Marksist perspektiften bakıldığında, Özal dönemi ekonomik politikaları Türkiye'nin sınıf mücadelesinin daha da keskinleşmesine ve işçi sınıfının sömürülen konumunun derinleşmesine neden oldu. Özellikle sendikaların güçsüzleştirilmesi ve işçi haklarının kısıtlanması, emekçi sınıfların ekonomik ve sosyal açıdan daha da zor bir duruma düşmesine yol açtı.
Ayrıca, Özal döneminin ekonomik politikalarının küresel kapitalist sisteme entegrasyonu, Türkiye'nin emperyalist güçler tarafından daha fazla sömürülmesine ve dışa bağımlılığının artmasına neden oldu. Bu durum, Türkiye'nin ekonomik ve siyasi bağımsızlığının sınırlanmasına ve uluslararası sermayenin çıkarları doğrultusunda hareket etmesine yol açtı.
Marksist bakış açısına göre, Özal dönemi Türkiye'si, kapitalist sınıfın çıkarları doğrultusunda yönetilen bir ülke haline geldi ve emekçi kesimlerin çıkarları ihmal edildi. Bu dönemdeki ekonomik politikalar, kapitalizmin krizlerini derinleştirerek işsizlik, yoksulluk ve toplumsal huzursuzluk gibi sorunların artmasına neden oldu.

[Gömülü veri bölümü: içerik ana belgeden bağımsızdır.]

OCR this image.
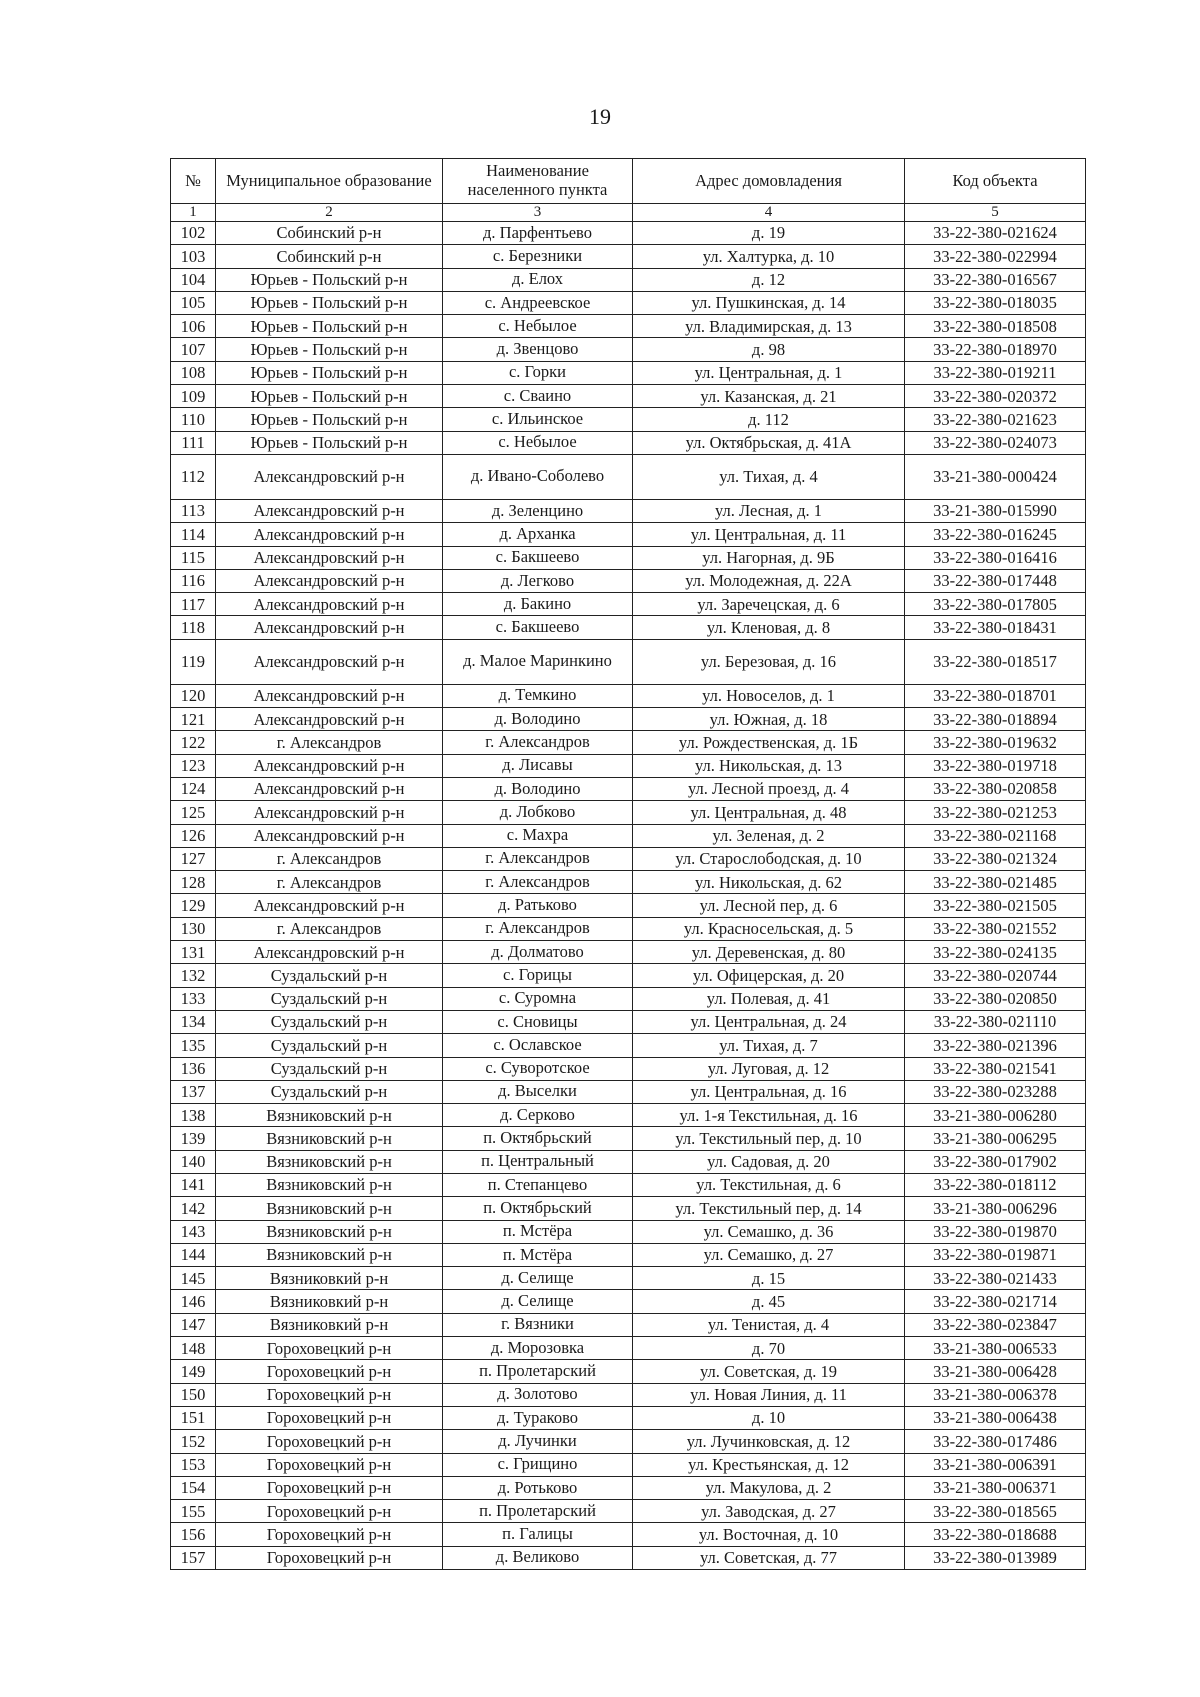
19
№	Муниципальное образование	Наименование населенного пункта	Адрес домовладения	Код объекта
1	2	3	4	5
102	Собинский р-н	д. Парфентьево	д. 19	33-22-380-021624
103	Собинский р-н	с. Березники	ул. Халтурка, д. 10	33-22-380-022994
104	Юрьев - Польский р-н	д. Елох	д. 12	33-22-380-016567
105	Юрьев - Польский р-н	с. Андреевское	ул. Пушкинская, д. 14	33-22-380-018035
106	Юрьев - Польский р-н	с. Небылое	ул. Владимирская, д. 13	33-22-380-018508
107	Юрьев - Польский р-н	д. Звенцово	д. 98	33-22-380-018970
108	Юрьев - Польский р-н	с. Горки	ул. Центральная, д. 1	33-22-380-019211
109	Юрьев - Польский р-н	с. Сваино	ул. Казанская, д. 21	33-22-380-020372
110	Юрьев - Польский р-н	с. Ильинское	д. 112	33-22-380-021623
111	Юрьев - Польский р-н	с. Небылое	ул. Октябрьская, д. 41А	33-22-380-024073
112	Александровский р-н	д. Ивано-Соболево	ул. Тихая, д. 4	33-21-380-000424
113	Александровский р-н	д. Зеленцино	ул. Лесная, д. 1	33-21-380-015990
114	Александровский р-н	д. Арханка	ул. Центральная, д. 11	33-22-380-016245
115	Александровский р-н	с. Бакшеево	ул. Нагорная, д. 9Б	33-22-380-016416
116	Александровский р-н	д. Легково	ул. Молодежная, д. 22А	33-22-380-017448
117	Александровский р-н	д. Бакино	ул. Заречецская, д. 6	33-22-380-017805
118	Александровский р-н	с. Бакшеево	ул. Кленовая, д. 8	33-22-380-018431
119	Александровский р-н	д. Малое Маринкино	ул. Березовая, д. 16	33-22-380-018517
120	Александровский р-н	д. Темкино	ул. Новоселов, д. 1	33-22-380-018701
121	Александровский р-н	д. Володино	ул. Южная, д. 18	33-22-380-018894
122	г. Александров	г. Александров	ул. Рождественская, д. 1Б	33-22-380-019632
123	Александровский р-н	д. Лисавы	ул. Никольская, д. 13	33-22-380-019718
124	Александровский р-н	д. Володино	ул. Лесной проезд, д. 4	33-22-380-020858
125	Александровский р-н	д. Лобково	ул. Центральная, д. 48	33-22-380-021253
126	Александровский р-н	с. Махра	ул. Зеленая, д. 2	33-22-380-021168
127	г. Александров	г. Александров	ул. Старослободская, д. 10	33-22-380-021324
128	г. Александров	г. Александров	ул. Никольская, д. 62	33-22-380-021485
129	Александровский р-н	д. Ратьково	ул. Лесной пер, д. 6	33-22-380-021505
130	г. Александров	г. Александров	ул. Красносельская, д. 5	33-22-380-021552
131	Александровский р-н	д. Долматово	ул. Деревенская, д. 80	33-22-380-024135
132	Суздальский р-н	с. Горицы	ул. Офицерская, д. 20	33-22-380-020744
133	Суздальский р-н	с. Суромна	ул. Полевая, д. 41	33-22-380-020850
134	Суздальский р-н	с. Сновицы	ул. Центральная, д. 24	33-22-380-021110
135	Суздальский р-н	с. Ославское	ул. Тихая, д. 7	33-22-380-021396
136	Суздальский р-н	с. Суворотское	ул. Луговая, д. 12	33-22-380-021541
137	Суздальский р-н	д. Выселки	ул. Центральная, д. 16	33-22-380-023288
138	Вязниковский р-н	д. Серково	ул. 1-я Текстильная, д. 16	33-21-380-006280
139	Вязниковский р-н	п. Октябрьский	ул. Текстильный пер, д. 10	33-21-380-006295
140	Вязниковский р-н	п. Центральный	ул. Садовая, д. 20	33-22-380-017902
141	Вязниковский р-н	п. Степанцево	ул. Текстильная, д. 6	33-22-380-018112
142	Вязниковский р-н	п. Октябрьский	ул. Текстильный пер, д. 14	33-21-380-006296
143	Вязниковский р-н	п. Мстёра	ул. Семашко, д. 36	33-22-380-019870
144	Вязниковский р-н	п. Мстёра	ул. Семашко, д. 27	33-22-380-019871
145	Вязниковкий р-н	д. Селище	д. 15	33-22-380-021433
146	Вязниковкий р-н	д. Селище	д. 45	33-22-380-021714
147	Вязниковкий р-н	г. Вязники	ул. Тенистая, д. 4	33-22-380-023847
148	Гороховецкий р-н	д. Морозовка	д. 70	33-21-380-006533
149	Гороховецкий р-н	п. Пролетарский	ул. Советская, д. 19	33-21-380-006428
150	Гороховецкий р-н	д. Золотово	ул. Новая Линия, д. 11	33-21-380-006378
151	Гороховецкий р-н	д. Тураково	д. 10	33-21-380-006438
152	Гороховецкий р-н	д. Лучинки	ул. Лучинковская, д. 12	33-22-380-017486
153	Гороховецкий р-н	с. Грищино	ул. Крестьянская, д. 12	33-21-380-006391
154	Гороховецкий р-н	д. Ротьково	ул. Макулова, д. 2	33-21-380-006371
155	Гороховецкий р-н	п. Пролетарский	ул. Заводская, д. 27	33-22-380-018565
156	Гороховецкий р-н	п. Галицы	ул. Восточная, д. 10	33-22-380-018688
157	Гороховецкий р-н	д. Великово	ул. Советская, д. 77	33-22-380-013989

Ancak, Özal döneminin ekonomik politikaları aynı zamanda kapitalist sistemin çelişkilerini de açığa çıkardı ve sınıf mücadelesini daha da körükledi. işçi sınıfının ve emekçi kesimlerin bu politikalara karşı direnişi, Türkiye'deki siyasi ve toplumsal mücadelenin önemli bir bileşeni haline geldi.